Migration to NoSQL (3)

8 minute read


[Following the previous posts, here I am going to provide a detailed real-world example of the problems associated with the design of applications for NoSQL database]


TPC-C is a very well-known benchmark which covers various important properties of OLTP applications. The benchmark has been developed for many years before the introduction of NoSQL stores, and is clearly crafted to measure performance and correctness of traditional SQL stores. Consequently, it can be thought of as a perfect example of SQL-backed applications.

In order to support our ideas about the non-triviality of transferring SQL-backed applications to NoSQL versions, through a bit of googling, I was able to find a project by Andy Pavlo and others at CMU, implementing TPC-C using python for a variety of databases including Cassandra. As I expected, this was one of the very few examples implementing such applications for a NoSQL stores, because of all the difficulties associated with the task.

Running the project was fairly straight-forward (although I had to fix a few minor bugs to avoid failures during execution, I did not make any major change to either the code or the data-models). In the following section, I am going to present results of a series of tests (all codes available here) that I performed on this implementation regarding the correct behavior of the application. In these tests, I checked preservation of 7 (out of 12) consistency conditions, specified by the TPC-C benchmark to be preserved all the time in systems under test. The reason I omitted 5 of the conditions was only the complexity (as is mentioned in the TPC-C documentation) of running proper tests, although I expect similar results for them as well.


The following results are taken on my laptop running Cassandra and the pytpcc implementation as it is offered. I checked the preservation of each consistency requirement at three different stages: before starting clients (DB containing only the initially loaded rows), after running a single client for 60 seconds and finally after running 50 concurrent clients for 60 seconds:


As we can see, almost all the conditions are violated in the multi-client setting and a few are not satisfied even in the initial and the single-client settings.


Here I will explain in more detail the reason behind the incorrect behavior of the application using the consistency condition #1. The condition states that the year-to-date sales column of each warehouse must be equal to the combined sales from all of its districts, i.e. W_YTD=sum(D_YTD).

The following descriptions are taken from the official TPC-C documentation as a part of the “Payment “ transaction (here by transaction I simply mean the high-level sets of operations in the benchmark, e.g. delivery or new_order), which help clarify how the above columns are updated in the application:

  • The row in the WAREHOUSE table with matching W_ID is selected. W_NAME, W_STREET_1, W_STREET_2, W_CITY, W_STATE, and W_ZIP are retrieved and W_YTD, the warehouse’s year-to-date balance, is increased by H_ AMOUNT.
  • The row in the DISTRICT table with matching D_W_ID and D_ID is selected. D_NAME, D_STREET_1, D_STREET_2, D_CITY, D_STATE, and D_ZIP are retrieved and D_YTD, the district’s year-to-date balance, is increased by H_AMOUNT.

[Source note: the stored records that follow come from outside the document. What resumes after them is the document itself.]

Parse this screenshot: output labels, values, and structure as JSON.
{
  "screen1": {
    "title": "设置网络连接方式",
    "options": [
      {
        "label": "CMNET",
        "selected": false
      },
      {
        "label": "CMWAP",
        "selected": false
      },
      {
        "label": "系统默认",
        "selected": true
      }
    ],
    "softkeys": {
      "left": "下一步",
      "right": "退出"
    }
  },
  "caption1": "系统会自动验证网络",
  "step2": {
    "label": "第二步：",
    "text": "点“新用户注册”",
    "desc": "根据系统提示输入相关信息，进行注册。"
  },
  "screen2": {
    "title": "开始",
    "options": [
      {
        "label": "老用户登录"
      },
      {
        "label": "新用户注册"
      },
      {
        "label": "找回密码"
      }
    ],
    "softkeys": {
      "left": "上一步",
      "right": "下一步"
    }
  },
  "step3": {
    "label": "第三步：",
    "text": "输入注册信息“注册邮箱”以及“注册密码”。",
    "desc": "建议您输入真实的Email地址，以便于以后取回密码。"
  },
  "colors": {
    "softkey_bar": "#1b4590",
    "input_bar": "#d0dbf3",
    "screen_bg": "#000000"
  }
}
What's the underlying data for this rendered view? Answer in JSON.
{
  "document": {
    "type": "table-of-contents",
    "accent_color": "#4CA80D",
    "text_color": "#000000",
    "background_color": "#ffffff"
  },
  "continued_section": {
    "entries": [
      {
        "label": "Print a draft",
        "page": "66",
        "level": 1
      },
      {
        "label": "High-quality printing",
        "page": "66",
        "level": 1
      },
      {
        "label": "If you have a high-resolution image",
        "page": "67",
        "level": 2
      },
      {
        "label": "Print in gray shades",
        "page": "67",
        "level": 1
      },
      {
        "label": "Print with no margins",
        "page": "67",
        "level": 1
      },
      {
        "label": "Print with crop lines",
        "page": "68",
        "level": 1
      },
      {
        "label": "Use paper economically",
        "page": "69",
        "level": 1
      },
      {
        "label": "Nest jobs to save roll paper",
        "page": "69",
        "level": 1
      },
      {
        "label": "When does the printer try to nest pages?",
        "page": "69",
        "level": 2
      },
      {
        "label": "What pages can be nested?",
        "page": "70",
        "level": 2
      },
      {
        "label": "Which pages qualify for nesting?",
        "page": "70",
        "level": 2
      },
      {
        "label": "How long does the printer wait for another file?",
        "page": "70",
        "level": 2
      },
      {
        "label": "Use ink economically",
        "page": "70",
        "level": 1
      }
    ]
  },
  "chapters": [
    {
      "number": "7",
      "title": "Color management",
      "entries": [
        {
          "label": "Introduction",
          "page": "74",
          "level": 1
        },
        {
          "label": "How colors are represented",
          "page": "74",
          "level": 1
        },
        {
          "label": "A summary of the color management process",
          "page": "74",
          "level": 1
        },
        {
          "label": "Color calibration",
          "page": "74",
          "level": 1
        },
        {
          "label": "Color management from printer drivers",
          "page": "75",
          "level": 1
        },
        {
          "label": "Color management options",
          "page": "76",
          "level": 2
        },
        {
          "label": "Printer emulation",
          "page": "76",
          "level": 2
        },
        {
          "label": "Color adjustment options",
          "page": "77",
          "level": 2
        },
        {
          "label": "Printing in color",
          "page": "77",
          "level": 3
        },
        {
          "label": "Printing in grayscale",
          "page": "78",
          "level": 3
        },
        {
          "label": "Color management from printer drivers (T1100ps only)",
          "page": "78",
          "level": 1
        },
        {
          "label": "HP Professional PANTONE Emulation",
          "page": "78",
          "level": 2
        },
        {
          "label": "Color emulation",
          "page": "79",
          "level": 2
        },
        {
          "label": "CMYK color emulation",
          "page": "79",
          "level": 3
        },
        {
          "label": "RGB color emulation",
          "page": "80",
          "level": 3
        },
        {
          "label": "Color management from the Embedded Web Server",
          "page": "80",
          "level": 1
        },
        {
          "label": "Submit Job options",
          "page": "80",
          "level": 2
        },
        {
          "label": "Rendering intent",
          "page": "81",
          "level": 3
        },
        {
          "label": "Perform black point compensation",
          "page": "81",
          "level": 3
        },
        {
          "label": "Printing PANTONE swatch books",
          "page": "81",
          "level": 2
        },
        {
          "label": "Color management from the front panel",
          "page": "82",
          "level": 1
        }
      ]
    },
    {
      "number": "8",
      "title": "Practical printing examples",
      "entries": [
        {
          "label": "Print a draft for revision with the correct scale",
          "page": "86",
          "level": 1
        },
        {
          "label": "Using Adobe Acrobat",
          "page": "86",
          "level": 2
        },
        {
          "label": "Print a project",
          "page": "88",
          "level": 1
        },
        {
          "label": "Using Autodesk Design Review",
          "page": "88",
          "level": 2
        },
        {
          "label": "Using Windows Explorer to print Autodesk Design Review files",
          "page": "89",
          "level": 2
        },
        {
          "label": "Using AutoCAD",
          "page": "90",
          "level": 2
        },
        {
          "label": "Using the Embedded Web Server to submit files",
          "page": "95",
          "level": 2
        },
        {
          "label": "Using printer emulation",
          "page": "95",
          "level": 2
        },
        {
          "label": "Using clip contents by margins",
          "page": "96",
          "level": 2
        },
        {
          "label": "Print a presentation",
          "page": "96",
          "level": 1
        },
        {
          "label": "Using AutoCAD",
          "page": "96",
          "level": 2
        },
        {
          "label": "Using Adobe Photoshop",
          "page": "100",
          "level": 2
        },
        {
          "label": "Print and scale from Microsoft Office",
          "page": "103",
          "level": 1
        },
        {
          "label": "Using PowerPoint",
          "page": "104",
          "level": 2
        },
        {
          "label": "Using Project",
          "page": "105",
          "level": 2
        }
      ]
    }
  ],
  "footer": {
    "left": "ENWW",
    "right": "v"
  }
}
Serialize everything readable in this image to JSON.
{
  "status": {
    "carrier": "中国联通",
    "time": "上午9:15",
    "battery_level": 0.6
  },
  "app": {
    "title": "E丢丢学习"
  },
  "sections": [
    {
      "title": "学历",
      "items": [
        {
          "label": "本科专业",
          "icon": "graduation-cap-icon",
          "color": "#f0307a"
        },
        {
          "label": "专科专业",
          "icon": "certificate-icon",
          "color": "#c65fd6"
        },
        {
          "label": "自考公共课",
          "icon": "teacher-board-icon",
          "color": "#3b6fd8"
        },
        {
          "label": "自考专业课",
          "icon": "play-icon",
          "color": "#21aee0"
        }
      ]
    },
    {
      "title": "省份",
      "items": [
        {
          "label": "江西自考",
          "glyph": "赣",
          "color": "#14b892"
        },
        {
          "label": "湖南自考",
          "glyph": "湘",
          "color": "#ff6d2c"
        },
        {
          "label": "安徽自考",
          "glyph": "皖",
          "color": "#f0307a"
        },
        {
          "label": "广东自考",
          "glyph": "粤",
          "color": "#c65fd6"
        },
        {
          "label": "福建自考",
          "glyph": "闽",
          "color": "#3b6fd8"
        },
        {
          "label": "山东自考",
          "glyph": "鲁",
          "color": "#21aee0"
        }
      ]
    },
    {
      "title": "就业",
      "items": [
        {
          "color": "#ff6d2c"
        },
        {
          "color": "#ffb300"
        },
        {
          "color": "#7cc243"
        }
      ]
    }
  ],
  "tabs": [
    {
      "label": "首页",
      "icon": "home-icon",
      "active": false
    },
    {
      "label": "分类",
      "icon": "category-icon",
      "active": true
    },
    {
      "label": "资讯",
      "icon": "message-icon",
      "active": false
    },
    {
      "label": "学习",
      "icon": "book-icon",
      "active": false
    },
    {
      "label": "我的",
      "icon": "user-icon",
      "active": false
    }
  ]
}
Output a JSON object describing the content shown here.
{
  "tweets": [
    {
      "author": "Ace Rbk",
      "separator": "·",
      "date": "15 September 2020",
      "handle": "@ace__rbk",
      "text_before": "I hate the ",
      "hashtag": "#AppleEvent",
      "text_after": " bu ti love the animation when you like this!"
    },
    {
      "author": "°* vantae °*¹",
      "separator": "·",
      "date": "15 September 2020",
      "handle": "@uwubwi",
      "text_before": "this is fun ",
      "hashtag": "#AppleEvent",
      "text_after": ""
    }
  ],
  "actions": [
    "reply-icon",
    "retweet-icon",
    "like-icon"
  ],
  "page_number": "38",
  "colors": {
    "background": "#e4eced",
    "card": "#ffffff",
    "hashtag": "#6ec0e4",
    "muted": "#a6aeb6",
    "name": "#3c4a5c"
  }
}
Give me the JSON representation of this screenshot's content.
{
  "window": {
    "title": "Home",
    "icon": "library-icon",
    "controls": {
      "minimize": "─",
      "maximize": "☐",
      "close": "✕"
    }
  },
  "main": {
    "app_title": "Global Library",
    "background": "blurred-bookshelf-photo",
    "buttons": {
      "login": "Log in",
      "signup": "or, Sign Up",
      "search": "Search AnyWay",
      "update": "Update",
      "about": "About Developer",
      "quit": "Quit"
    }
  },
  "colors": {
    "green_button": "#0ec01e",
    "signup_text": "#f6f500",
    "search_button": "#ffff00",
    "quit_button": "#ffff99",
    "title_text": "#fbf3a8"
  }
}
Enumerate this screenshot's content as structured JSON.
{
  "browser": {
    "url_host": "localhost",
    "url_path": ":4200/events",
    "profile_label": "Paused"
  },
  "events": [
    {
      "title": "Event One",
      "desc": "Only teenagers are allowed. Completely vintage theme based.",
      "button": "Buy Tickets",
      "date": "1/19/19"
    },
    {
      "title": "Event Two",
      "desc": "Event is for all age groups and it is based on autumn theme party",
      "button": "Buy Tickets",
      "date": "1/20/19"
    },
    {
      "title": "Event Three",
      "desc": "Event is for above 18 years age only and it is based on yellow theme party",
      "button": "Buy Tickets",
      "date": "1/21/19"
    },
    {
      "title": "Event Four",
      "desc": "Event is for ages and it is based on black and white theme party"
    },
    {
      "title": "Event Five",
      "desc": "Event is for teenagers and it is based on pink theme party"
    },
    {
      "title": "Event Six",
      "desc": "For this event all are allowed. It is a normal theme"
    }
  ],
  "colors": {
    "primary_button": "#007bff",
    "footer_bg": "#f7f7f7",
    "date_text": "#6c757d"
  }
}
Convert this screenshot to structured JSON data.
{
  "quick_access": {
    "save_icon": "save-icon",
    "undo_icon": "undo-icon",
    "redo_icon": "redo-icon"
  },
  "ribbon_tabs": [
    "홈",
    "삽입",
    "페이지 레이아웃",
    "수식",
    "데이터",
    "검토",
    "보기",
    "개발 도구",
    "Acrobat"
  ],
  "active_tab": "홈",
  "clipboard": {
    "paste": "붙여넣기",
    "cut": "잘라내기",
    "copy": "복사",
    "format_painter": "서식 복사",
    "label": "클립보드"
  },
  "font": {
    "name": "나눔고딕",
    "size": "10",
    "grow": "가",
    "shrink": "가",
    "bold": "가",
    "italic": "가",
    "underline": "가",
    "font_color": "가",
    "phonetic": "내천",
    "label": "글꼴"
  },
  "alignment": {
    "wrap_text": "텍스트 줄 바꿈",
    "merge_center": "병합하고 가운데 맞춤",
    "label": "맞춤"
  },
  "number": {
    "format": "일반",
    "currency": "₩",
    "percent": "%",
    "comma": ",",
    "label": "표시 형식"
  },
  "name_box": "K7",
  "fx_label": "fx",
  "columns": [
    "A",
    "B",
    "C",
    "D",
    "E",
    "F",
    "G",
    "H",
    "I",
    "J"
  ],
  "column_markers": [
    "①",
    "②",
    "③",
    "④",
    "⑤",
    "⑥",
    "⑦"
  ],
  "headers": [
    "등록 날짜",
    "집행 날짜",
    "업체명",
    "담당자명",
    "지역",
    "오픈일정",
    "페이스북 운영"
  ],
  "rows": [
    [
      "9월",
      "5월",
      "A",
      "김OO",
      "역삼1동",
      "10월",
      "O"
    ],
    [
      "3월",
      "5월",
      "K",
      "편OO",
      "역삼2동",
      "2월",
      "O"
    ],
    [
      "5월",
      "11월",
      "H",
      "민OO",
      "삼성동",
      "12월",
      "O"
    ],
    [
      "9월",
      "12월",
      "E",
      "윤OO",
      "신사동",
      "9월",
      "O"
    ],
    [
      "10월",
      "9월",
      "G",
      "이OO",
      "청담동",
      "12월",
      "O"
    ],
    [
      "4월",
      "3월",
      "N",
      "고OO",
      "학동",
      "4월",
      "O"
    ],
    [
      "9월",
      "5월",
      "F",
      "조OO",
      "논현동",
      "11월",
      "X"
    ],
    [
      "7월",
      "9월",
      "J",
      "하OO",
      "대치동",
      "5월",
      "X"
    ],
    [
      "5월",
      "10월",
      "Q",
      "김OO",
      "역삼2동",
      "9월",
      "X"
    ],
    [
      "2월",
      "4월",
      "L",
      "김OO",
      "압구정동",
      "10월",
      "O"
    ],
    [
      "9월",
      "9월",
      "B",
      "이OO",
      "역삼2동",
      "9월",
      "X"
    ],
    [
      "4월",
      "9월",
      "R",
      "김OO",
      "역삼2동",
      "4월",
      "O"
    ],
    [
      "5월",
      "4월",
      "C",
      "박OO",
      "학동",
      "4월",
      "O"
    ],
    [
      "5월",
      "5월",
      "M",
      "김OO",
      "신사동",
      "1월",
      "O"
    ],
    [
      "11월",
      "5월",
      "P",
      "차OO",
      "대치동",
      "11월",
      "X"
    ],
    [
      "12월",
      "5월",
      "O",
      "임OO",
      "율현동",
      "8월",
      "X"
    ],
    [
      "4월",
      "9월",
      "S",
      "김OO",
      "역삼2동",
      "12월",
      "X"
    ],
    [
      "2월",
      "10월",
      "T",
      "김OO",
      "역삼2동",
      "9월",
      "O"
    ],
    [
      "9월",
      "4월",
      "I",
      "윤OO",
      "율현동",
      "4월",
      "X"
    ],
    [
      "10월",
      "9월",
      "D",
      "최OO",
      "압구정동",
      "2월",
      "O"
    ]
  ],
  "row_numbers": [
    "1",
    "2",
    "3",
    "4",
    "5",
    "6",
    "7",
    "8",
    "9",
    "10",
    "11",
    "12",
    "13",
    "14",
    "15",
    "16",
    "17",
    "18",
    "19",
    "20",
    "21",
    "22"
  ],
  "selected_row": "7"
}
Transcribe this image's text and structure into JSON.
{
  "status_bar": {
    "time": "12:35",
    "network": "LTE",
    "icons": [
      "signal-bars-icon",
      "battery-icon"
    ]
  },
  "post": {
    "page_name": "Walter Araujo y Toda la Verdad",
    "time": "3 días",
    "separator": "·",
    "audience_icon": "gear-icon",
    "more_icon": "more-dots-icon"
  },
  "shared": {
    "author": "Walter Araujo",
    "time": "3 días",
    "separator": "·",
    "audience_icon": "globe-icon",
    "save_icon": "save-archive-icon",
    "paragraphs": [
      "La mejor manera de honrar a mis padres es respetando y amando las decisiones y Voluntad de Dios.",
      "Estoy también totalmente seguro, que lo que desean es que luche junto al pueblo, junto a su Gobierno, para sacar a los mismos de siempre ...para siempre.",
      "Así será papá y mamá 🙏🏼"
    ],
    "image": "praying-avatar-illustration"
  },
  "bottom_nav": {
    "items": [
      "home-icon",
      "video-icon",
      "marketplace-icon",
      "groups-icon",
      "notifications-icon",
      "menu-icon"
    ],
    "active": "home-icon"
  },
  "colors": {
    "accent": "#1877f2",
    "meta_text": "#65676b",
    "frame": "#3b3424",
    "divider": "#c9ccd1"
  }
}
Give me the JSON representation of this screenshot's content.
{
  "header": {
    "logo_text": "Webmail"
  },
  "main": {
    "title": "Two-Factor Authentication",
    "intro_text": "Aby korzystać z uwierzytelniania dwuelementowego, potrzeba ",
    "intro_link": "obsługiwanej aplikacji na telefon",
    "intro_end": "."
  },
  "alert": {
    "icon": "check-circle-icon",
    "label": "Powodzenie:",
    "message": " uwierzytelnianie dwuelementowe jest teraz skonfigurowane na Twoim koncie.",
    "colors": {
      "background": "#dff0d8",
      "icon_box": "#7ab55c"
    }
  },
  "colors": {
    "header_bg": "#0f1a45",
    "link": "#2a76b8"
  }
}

Clearly, both of above tasks are meant to be executed in low-level database (to some extent isolated) transactions. The developers however, do not address the problem of the lack of support for such transactions in Cassandra. As I have mentioned in the previous posts, such solutions are far from being trivial and no one addresses them. In this case (and most cases) developers simply accept the incorrect behavior by using batch insertions.

The following graph contains the result of a series of tests checking the first consistency condition and shows the trivial preservation of the consistency condition in the single-client and its violation in the multi-client setting. The error represents the (growing with the number of clients) difference between W_YDT and sum(D_YDT) which are required to be equal by the benchmark.



The above study presents test results, supporting our claim about non-triviality of transferring SQL-backed applications to the NoSQL world in a correct way: the lack of support for transactions in Cassandra is shown to result in incorrect behaviors in a real-world SQL-based application.

In this post, I only discussed the problems regarding application correctness, however, many more concerns about performance can be raised about the PyTPCC’s data-model as well. For example, the developers have performed no de-normalization and instead used secondary indices. Although they do not affect the correctness, secondary indices are generally considered performance and scalability killers in Cassandra applications which must be avoided at all costs (read more).

The combination of these problems forces the designers to settle for incorrect behaviors in exchange for performance. Now it is my goal to offer an automated tool that generates applications offering the best of both worlds - correctness of the SQL-backed applications and performance of NoSQL counterparts.